The next time around, there was that an ex-iRobot guy, Sean Bielat, who had worked on the defense side and then went to a private equity firm. He ended up convincing that private equity firm that iRobot should spin out our defense business and relaunch it. That made all kinds of sense. It meant that our defense side would be a startup again, and the new CEO would be a super well-respected ex-iRobot guy.

The devil was in the details, and it took about six or eight months to work everything out. Finally, Sean and Tom Frost — who was the internal leader of the defense business unit at the time — and I jointly announced the deal. That was very emotional, because that was the moment that there was really no going back. I think Tom and Sean realized what it meant to me. Their very sincere message to me was, “We will take good care of your baby.” They would make this new business not just about maximizing profit, but about maximizing the positive impact on the world.

The end game of the divestment coincided with this all-consuming proxy battle with an activist investor. He wanted iRobot to divest from defense, but he really didn’t want to hear from us that we were doing that. Some of the romance was stripped out of the experience by fighting this fight against a guy who wanted to replace our board and leadership, just so he could force the company to do something it was already about to do. That honestly was one of the more trying times. I’m trying to do the right thing by this company, and someone’s trying to come in and gut me.

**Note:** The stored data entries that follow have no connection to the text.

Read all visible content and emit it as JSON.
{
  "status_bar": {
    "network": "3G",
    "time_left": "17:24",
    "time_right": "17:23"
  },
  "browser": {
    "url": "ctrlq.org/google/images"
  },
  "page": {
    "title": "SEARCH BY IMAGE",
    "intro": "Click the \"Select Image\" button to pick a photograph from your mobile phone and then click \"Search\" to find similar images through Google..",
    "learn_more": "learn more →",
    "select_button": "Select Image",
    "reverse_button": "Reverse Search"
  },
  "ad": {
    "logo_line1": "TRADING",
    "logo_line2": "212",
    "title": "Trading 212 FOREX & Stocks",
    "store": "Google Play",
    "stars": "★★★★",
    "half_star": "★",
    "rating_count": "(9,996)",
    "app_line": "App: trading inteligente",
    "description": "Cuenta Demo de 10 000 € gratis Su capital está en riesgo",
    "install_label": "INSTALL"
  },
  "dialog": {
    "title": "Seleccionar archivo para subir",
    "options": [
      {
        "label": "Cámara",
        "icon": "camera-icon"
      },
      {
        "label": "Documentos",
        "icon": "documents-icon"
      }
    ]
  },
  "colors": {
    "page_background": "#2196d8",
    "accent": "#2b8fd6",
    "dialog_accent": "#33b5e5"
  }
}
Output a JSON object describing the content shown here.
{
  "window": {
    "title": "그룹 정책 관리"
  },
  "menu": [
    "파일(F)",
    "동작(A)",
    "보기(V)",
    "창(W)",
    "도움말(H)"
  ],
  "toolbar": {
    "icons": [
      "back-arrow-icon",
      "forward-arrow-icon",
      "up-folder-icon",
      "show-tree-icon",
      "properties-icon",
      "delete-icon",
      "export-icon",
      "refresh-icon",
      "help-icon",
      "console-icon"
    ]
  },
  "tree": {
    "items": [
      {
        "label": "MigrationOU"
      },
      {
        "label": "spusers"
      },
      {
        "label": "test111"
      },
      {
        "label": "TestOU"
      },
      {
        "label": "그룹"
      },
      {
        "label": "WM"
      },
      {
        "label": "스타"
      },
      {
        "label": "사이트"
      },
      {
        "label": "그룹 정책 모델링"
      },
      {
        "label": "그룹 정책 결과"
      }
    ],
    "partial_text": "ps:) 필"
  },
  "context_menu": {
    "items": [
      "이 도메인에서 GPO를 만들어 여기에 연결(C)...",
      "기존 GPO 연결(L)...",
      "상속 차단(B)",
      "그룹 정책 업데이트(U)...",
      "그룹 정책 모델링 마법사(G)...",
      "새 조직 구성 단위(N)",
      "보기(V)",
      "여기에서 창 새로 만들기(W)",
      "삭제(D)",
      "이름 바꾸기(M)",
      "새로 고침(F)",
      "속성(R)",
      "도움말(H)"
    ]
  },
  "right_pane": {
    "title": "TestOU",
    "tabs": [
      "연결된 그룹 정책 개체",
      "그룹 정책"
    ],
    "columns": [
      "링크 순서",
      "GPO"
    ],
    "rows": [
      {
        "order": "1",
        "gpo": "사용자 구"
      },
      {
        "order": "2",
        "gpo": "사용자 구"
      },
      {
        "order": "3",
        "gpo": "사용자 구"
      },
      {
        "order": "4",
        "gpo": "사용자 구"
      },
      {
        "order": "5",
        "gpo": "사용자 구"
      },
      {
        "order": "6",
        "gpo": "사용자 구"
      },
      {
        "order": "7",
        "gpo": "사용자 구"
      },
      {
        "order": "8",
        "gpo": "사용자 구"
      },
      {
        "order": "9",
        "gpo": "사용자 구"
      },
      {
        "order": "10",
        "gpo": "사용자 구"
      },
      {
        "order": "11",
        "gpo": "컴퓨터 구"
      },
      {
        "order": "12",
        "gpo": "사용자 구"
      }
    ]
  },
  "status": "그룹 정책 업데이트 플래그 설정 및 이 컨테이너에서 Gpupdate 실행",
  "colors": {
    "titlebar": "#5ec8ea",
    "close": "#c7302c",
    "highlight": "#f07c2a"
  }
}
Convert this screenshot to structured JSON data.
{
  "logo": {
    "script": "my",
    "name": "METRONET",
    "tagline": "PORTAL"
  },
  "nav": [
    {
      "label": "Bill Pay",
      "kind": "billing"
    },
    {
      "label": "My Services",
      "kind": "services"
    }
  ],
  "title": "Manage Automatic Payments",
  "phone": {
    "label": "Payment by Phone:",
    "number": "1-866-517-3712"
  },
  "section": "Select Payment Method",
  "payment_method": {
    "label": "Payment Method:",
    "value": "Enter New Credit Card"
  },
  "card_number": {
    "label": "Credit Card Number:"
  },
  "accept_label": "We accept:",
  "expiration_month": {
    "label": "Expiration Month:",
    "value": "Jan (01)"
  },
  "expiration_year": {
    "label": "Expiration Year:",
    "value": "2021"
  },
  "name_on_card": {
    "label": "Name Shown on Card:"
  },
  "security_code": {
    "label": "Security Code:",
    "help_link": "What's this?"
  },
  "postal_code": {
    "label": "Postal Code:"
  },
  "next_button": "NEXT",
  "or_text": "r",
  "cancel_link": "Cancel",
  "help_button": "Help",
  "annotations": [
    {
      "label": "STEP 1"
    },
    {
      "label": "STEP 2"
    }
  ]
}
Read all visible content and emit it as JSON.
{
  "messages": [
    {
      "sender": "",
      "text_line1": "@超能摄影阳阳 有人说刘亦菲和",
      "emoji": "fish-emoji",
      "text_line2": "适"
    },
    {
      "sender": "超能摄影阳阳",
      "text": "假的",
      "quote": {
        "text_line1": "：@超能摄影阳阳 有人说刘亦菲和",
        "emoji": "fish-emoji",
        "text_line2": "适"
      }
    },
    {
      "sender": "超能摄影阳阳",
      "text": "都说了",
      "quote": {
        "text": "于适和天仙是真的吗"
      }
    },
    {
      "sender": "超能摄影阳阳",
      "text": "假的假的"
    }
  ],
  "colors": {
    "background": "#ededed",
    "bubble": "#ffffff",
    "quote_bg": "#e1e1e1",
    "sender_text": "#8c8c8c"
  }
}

It meant broadening my horizons around what is this thing that is iRobot. It’s a public company. It has shareholders that haven’t dedicated their entire lives to the business, nor do they have to, but they have every right to expect to be heard because they took money out of their pocket to be part owners of the company. That is what being a public company is about. I needed to be okay with that and figure out how to embrace that. I had to accept that this journey to build the company that I’ve been on for my entire adult life — there is no divine right for me to lead it.

I think I was rewarded for doing the right thing. Endeavor Robotics, which is what our defense business became, is thriving today. And investors in iRobot looked at the maturity of the leadership, its ability to make difficult decisions, and the overall good management during our proxy battle, and we ultimately won.

For us, being able to focus on the home market meant that in 2017, consumer growth quadrupled. We just launched the i7+. You can get a Roomba now and bring it to your home, and it will operate a year without your touching it, because it can empty itself — you don’t even have to pick it up. If you’re in the kitchen and make a mess, you can say, “Okay, Google, clean the kitchen.” And the robot actually now knows what the kitchen is because of the advancement in navigation technology. We’re still very far away from fulfilling the potential that robots have, but we just completely changed vacuuming, and that’s pretty cool.

If a company is like your kid, selling defense was like sending your kid off to college. Knowing that the people carrying the founding vision forward would do something great. That moment when Sean and Tom said, “We got this. We understand why it matters so much,” I knew letting go was the right thing to do.

If you look back at iRobot’s trajectory, and say, “Gee, what would you do differently if you had to do it over?” I think you could come up with a long list of things that’ve gotten us to a better place faster. At the same time, I say, “If I could travel back in time and do it over, I wouldn’t want to.” Because one of my most powerful assets was that I had complete ignorance about the size of the challenges that we were facing. I’m happy I was youthful and ignorant.